The data from the URL can be read and stored in a dataframe by doing the following:

import pandas as pd
import io
import requests

url = "https://archive.ics.uci.edu/ml/machine-learning-databases/adult/adult.data"
s = requests.get(url).content
df1 = pd.read_csv(io.StringIO(s.decode('utf-8')), header = None)

Alternatively, you can also download the data and read it using:

df1 = pd.read_csv('Path/To/Data', header = None)

On carefully looking at the data, you will notice that our dataset has no headers. However, this problem can be solved by assigning relevant headers to our dataset by doing:

df1.columns = ['age', 'workclass', 'fnlwgt', 'education', 'education-num', 'marital-status',
               'occupation', 'relationship', 'race', 'sex', 'capital-gain', 'capital-loss',
               'hours-per-week', 'native-country', 'class']

Now that we have our data with relevant column names ready, we can check if there are any empty or NaN values in the dataset:

df1.isnull().values.any()

For this dataset, it returns False, which means there are no empty/null values in the dataset. However, if one checks the dataset, values with ? can be found. This denotes that there is something missing. An example is shown below.

alt text

We will now replace all the ? in our data with NaN values.

df1 = df1.replace(' ?', np.nan)

Let us see how to deal with NaN values because they are common in many datasets. Let us check which columns have the NaN values.

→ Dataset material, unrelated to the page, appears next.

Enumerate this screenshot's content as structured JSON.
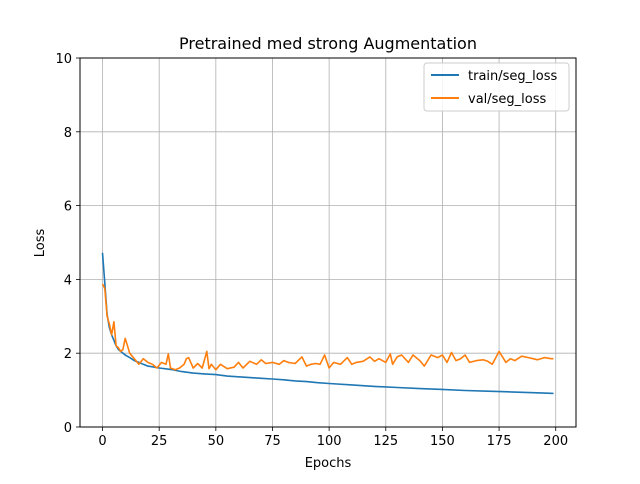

df1.columns[df1.isna().any()].tolist()

This returns:

['workclass', 'occupation', 'native-country']

There are many things you can do with such NaN data. You can go ahead with the model excluding such records or replace them with mean, median or mode, or any other value, depending on the problem statement. For this problem, we will just replace them with most common value of the pertinent column. In other words, we will replace the missing value with the mode value of the column.

for column in ['workclass', 'occupation', 'native-country']:
    df1[column].fillna(df1[column].mode()[0], inplace = True)

We can also look into how our data is split into different classes:

df1['class'].value_counts()

This dataset is clearly imbalanced with around 24k of the 32k records belonging to one particular class. However, we will go ahead building our model without considering this imbalance. I will cover the topic of building balanced datasets in another blog post.

In the next part of this series, we will perform some feature engineering techniques.